"Eléments blanc et bleu sur fond noir"
Signed Tinguely and dated -55. Wall object 50 x 50 cm, 9 cm depth, with elements ca 16 cm. We thank Mrs Christina Bischofberger for the additional information regarding this art work.
Galerie Burén, Stockholm, Sweden.
Private collection, Stockholm, Sweden.
Christina Bischofberger, Jean Tinguely, Catalogue Raisonné. Volume I: Sculptures and Reliefs 1954-1968, compare "Bleu Stable" from 1955, cat no. 45 p. no. 43 .
Bukowskis presents "Eléments blanc et bleu sur fond noir" by Jean Tinguely on the autumn anniversary-auction Contemporary Art & Design.
Tinguely is kinetic sculpture’s foremost champion. Méta-Matics, his machines made from scrap metal, move nonsensically, clank and judder, occasionally stop. With their constantly changing patterns of movement they mock the culture of the perfect machine.
Swiss Jean Tinguely (1925-1991) moved to Paris in 1952 and in 1954 was already exhibiting at Galerie Arnaud, one of the two ‘avant-garde’ galleries in town. At that point there was a lot of interest in kinetic art. This was the first time since the war that a new and radical medium, beyond traditional painting, was being shown. Tinguely exhibited moving ‘paintings’ that he called ‘automata’; they consisted of black-painted boxes onto which white geometrical shapes were mounted. In the box there was a hidden mechanism consisting of a small electric motor turning a rubber belt round a wooden pulley.
The piece in the auction, ”Eléments blanc et bleu sur fond noir” from 1955, is an elaboration on these first ‘automata’. There is no beginning or end; it is a perpetual motion machine, where the shapes, in white and blue, might return to their original positions perhaps tomorrow or perhaps in a hundred years.

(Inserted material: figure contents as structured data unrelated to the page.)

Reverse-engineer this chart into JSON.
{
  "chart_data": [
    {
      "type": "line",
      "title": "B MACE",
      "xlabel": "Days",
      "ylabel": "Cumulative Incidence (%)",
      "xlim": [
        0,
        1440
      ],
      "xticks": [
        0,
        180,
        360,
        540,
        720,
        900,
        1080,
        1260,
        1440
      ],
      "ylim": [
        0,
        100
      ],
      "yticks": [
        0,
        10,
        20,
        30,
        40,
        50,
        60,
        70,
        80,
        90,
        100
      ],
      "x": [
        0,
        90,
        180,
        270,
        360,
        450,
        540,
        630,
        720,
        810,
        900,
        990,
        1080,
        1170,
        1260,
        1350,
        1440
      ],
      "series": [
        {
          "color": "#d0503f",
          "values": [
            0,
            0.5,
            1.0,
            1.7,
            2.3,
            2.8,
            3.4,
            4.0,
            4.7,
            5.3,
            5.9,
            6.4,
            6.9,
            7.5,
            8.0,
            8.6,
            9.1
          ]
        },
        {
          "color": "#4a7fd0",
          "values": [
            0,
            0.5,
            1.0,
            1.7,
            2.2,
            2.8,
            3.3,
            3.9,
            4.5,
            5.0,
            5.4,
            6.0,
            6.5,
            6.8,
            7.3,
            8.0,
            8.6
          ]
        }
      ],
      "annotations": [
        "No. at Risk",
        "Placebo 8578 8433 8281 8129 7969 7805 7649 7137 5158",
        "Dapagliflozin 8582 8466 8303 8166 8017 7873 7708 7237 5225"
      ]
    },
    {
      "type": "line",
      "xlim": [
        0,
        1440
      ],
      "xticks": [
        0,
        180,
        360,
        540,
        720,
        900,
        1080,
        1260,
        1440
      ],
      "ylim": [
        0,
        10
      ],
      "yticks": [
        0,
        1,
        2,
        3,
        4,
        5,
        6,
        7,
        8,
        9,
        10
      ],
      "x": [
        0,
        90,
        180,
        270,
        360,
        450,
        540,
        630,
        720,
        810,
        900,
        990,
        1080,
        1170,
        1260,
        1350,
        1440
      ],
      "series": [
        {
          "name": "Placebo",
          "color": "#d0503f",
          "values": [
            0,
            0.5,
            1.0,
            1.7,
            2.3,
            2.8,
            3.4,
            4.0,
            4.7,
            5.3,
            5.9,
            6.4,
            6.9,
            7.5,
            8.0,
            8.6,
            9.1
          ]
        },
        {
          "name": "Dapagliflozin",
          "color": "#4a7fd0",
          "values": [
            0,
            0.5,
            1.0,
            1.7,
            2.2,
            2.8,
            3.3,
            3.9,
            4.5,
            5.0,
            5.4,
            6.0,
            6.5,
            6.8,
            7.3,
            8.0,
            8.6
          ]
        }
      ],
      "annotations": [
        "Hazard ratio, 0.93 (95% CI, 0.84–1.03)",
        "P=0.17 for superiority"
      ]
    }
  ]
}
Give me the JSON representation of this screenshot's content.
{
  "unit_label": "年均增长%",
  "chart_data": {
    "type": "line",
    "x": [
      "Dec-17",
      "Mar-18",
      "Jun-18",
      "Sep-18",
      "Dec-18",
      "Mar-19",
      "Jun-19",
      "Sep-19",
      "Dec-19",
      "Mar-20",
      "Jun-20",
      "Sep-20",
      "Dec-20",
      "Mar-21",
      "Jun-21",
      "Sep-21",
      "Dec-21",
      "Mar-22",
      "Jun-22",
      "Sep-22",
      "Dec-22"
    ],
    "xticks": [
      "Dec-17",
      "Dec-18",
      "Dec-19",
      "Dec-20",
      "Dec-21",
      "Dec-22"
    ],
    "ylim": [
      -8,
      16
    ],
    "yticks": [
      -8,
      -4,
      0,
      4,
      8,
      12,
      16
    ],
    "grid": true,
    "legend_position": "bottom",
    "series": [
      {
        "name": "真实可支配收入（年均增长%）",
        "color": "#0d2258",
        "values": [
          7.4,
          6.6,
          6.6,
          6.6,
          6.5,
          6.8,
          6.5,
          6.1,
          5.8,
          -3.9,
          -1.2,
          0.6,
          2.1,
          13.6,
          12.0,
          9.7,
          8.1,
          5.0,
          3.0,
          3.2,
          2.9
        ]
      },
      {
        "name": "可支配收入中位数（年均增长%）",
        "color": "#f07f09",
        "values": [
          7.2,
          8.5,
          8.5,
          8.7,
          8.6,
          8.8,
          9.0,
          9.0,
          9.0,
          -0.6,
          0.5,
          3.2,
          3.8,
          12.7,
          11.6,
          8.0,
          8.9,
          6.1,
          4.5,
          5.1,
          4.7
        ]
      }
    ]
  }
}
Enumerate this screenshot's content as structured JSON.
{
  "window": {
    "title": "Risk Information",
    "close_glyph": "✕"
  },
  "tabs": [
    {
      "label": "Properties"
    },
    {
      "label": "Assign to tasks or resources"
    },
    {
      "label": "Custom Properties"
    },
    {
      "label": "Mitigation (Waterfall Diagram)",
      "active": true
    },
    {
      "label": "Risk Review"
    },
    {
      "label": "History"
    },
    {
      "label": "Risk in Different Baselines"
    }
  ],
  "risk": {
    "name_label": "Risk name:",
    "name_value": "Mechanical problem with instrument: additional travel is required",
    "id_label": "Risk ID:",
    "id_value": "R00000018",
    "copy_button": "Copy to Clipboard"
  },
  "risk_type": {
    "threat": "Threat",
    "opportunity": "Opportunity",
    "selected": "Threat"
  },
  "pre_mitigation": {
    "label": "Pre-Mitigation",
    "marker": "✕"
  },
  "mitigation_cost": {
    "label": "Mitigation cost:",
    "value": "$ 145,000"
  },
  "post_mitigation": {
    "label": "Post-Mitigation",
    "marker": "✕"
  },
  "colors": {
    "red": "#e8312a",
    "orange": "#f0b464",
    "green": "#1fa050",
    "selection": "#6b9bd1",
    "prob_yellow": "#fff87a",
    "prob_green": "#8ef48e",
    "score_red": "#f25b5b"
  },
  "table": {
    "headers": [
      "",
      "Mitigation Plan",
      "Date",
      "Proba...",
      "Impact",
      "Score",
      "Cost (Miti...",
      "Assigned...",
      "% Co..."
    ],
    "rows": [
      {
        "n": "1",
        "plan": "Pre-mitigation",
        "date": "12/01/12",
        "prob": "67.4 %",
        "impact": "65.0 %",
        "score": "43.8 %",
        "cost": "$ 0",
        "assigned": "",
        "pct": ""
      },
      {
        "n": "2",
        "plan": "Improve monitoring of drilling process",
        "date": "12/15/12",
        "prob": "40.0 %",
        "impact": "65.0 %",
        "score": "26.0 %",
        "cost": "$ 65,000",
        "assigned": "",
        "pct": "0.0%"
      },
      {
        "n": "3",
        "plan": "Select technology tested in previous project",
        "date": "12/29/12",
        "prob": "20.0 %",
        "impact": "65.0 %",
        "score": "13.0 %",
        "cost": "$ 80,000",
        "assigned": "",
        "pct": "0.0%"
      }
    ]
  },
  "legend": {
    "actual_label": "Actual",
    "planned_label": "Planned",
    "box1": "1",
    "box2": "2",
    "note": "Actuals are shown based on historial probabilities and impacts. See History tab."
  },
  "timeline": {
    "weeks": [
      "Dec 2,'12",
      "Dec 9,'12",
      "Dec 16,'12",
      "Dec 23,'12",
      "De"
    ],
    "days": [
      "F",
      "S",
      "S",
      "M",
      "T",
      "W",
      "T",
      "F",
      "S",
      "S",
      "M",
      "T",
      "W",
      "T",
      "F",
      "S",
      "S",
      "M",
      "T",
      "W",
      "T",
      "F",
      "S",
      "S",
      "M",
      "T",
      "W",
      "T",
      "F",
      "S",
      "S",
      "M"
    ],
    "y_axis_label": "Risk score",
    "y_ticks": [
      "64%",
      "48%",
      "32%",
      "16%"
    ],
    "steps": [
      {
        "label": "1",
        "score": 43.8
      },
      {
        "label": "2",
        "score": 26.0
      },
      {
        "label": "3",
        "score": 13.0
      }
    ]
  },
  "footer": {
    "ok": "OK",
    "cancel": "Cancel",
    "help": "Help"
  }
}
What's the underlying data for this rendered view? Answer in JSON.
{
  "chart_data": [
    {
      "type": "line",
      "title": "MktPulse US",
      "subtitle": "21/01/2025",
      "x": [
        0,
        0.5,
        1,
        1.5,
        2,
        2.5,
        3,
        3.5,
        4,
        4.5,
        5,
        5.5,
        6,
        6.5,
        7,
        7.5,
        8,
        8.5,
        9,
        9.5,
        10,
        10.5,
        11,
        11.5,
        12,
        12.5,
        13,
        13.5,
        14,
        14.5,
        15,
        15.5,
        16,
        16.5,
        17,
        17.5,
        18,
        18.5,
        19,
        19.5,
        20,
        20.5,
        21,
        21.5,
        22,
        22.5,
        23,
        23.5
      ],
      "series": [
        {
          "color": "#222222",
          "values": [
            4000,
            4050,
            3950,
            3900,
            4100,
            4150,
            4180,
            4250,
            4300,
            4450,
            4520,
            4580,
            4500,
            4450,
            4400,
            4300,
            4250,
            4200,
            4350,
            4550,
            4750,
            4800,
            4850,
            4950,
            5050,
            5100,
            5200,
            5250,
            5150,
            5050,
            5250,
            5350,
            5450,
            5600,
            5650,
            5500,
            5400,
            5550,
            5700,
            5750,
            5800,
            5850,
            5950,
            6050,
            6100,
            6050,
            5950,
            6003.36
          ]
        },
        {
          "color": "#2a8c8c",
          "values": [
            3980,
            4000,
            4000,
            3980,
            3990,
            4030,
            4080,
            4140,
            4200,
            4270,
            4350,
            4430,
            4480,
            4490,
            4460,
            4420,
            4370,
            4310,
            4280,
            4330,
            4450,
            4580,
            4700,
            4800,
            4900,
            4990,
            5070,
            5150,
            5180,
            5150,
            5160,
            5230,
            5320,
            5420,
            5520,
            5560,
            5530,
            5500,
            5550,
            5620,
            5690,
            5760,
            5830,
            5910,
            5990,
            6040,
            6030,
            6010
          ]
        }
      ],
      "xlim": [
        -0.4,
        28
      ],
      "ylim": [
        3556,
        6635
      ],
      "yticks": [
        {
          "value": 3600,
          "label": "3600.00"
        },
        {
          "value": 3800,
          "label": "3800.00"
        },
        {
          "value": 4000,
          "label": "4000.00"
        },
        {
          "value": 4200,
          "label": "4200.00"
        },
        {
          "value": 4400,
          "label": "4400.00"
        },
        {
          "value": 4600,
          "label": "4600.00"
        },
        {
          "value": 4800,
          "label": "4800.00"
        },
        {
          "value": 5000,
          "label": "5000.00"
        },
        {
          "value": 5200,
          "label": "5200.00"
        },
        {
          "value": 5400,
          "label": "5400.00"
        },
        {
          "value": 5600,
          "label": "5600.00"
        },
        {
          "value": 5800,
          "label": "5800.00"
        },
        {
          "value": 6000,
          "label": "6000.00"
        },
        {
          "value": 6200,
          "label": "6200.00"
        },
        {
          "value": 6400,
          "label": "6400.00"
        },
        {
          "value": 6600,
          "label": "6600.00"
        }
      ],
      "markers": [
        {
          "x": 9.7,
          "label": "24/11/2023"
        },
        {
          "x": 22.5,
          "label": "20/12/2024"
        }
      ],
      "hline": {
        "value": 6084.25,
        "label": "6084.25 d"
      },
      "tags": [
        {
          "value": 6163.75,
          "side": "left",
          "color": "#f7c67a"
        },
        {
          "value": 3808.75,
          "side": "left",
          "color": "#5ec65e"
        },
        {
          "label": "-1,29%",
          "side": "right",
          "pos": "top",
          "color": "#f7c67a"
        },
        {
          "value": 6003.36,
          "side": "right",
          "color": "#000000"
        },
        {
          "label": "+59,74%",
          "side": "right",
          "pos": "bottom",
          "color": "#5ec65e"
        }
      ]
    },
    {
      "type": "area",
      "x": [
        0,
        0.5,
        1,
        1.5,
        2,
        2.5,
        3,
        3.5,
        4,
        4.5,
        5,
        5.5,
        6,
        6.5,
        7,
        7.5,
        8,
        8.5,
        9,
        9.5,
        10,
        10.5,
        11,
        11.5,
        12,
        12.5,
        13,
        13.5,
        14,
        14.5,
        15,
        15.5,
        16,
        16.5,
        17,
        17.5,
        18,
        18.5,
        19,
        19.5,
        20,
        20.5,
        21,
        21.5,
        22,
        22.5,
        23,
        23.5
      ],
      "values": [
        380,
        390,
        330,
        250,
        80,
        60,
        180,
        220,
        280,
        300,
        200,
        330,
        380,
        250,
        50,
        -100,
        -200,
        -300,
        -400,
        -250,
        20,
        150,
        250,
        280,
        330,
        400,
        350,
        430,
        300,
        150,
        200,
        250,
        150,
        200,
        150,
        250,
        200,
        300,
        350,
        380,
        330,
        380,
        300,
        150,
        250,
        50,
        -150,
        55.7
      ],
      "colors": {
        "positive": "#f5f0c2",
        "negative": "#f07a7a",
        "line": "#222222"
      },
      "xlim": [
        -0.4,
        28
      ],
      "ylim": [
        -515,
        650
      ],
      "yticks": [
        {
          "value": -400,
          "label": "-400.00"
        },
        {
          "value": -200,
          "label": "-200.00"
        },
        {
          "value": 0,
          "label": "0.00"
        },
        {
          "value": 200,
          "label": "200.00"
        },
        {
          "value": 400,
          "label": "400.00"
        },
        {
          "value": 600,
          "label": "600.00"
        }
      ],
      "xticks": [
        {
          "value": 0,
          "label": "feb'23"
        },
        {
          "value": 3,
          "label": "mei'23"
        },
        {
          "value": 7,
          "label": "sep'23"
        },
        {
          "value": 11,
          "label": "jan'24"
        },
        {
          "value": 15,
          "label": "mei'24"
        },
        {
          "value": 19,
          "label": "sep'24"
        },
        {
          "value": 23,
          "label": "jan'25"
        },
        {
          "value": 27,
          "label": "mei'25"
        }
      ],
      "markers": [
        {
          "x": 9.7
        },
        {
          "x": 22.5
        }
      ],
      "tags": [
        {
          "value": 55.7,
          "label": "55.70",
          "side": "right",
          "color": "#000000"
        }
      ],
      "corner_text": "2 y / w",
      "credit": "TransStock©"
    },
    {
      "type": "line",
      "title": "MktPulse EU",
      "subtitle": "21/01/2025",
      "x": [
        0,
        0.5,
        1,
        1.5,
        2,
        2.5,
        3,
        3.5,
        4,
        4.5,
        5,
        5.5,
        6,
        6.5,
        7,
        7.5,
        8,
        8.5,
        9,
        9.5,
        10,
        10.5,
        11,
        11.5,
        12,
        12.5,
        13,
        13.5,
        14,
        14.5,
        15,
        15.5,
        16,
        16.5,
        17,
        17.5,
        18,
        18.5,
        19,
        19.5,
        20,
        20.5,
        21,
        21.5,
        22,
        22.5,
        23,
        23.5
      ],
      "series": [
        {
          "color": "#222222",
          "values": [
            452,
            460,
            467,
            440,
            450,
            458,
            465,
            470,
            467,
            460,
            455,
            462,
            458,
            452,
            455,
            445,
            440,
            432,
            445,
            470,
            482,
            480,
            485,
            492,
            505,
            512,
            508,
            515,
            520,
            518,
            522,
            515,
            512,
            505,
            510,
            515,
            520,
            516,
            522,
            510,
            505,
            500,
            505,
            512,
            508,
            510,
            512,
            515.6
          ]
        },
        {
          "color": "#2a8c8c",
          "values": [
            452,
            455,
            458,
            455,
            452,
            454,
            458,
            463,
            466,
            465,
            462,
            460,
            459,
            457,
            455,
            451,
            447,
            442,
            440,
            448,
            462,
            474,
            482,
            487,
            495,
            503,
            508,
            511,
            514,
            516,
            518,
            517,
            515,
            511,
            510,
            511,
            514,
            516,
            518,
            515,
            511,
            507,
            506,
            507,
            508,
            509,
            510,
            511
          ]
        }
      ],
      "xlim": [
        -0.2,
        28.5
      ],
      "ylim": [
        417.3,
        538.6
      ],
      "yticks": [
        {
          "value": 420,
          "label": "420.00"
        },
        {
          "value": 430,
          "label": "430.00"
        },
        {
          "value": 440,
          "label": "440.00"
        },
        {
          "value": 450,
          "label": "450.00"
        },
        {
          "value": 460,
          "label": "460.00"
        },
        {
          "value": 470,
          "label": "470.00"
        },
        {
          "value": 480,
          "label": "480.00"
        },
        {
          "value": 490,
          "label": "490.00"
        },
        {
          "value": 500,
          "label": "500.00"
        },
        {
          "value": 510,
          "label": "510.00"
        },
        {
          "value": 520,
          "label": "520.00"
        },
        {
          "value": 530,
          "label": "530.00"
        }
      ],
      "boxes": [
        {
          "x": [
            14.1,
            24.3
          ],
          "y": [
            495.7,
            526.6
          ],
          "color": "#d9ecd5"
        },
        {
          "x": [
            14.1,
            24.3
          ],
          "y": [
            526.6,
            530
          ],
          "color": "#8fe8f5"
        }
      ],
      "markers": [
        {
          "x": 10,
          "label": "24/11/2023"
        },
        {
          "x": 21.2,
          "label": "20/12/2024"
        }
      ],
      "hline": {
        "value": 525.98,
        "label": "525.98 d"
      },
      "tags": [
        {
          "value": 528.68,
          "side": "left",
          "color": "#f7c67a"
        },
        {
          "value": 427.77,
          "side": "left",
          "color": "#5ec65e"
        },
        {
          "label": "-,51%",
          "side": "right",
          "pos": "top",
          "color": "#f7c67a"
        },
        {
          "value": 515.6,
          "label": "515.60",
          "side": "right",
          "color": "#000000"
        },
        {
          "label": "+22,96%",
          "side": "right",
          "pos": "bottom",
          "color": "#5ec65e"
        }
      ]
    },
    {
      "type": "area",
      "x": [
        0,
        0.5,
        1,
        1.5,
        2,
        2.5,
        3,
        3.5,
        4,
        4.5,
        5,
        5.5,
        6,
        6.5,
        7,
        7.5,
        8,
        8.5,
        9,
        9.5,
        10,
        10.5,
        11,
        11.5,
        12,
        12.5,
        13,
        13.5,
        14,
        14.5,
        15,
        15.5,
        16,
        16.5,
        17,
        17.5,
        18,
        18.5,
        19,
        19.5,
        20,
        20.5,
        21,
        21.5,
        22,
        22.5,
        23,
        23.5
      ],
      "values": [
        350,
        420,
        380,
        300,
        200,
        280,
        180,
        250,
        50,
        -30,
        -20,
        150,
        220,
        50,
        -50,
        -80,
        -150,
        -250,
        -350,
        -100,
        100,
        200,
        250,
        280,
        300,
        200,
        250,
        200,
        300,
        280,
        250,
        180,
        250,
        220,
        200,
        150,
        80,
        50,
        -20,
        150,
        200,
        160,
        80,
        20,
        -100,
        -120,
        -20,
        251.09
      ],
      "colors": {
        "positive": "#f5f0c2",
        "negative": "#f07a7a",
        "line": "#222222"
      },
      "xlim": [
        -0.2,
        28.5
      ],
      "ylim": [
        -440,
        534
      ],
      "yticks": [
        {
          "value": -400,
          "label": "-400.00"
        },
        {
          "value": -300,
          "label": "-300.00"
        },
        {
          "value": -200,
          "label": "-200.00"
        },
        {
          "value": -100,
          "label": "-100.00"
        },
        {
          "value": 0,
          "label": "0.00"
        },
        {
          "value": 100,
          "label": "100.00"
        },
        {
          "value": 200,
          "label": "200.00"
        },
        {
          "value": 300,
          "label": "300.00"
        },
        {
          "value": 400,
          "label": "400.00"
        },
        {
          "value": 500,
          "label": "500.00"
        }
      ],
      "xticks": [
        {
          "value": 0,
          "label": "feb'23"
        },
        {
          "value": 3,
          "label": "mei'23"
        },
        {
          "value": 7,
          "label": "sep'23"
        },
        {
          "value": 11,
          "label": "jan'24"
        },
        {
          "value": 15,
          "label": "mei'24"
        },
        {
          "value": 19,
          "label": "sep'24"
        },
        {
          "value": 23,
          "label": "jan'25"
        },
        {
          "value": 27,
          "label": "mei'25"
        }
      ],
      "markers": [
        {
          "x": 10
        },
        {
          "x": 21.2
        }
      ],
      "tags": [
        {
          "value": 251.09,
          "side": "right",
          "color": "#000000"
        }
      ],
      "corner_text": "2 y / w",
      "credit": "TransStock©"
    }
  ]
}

1955 was an eventful year for Tinguely, he participated in a group show together with three other young artists; Agam, Bury and Soto, at the now highly regarded Galerie Denise René. Tinguely also moved into a new, more spacious studio, in the same building where Brancusi worked. During the spring and summer of that year Tinguely’s art practice developed quickly, and his mechanical relief sculptures became increasingly complex. In September the artist arrived in Stockholm. The following month, on the 8th of October, his exhibition at Galerie Samlaren opened with 12 new reliefs and sculptures on show, all produced in Stockholm. The display of Tinguely’s work created a lot of commotion, with one lady even threatening to call the police.
The creator of Moderna Museet, Pontus Hultén, wrote about Tinguely’s relief sculptures in ”Jean Tinguely: Meta”: “Tinguely had, rightly so, a feeling that with his new reliefs and sculptures he had opened a fresh chapter in the current art history. What particularly appealed to him was the fact that his machines were a kind of illustration of the principle of relativity, an applied relativism. They expose the constant change that everything is subjected to, unless it is frozen down to minus 273 degrees Celsius that is.”
Jean Tinguely and Pontus Hultén became good friends during the fifties in Paris. Today we can look at Tinguely and Niki de Saint Phalle’s permanent sculpture group ”Paradiset” from 1966, situated outside the entrance to Moderna Museet on Skeppsholmen in Stockholm.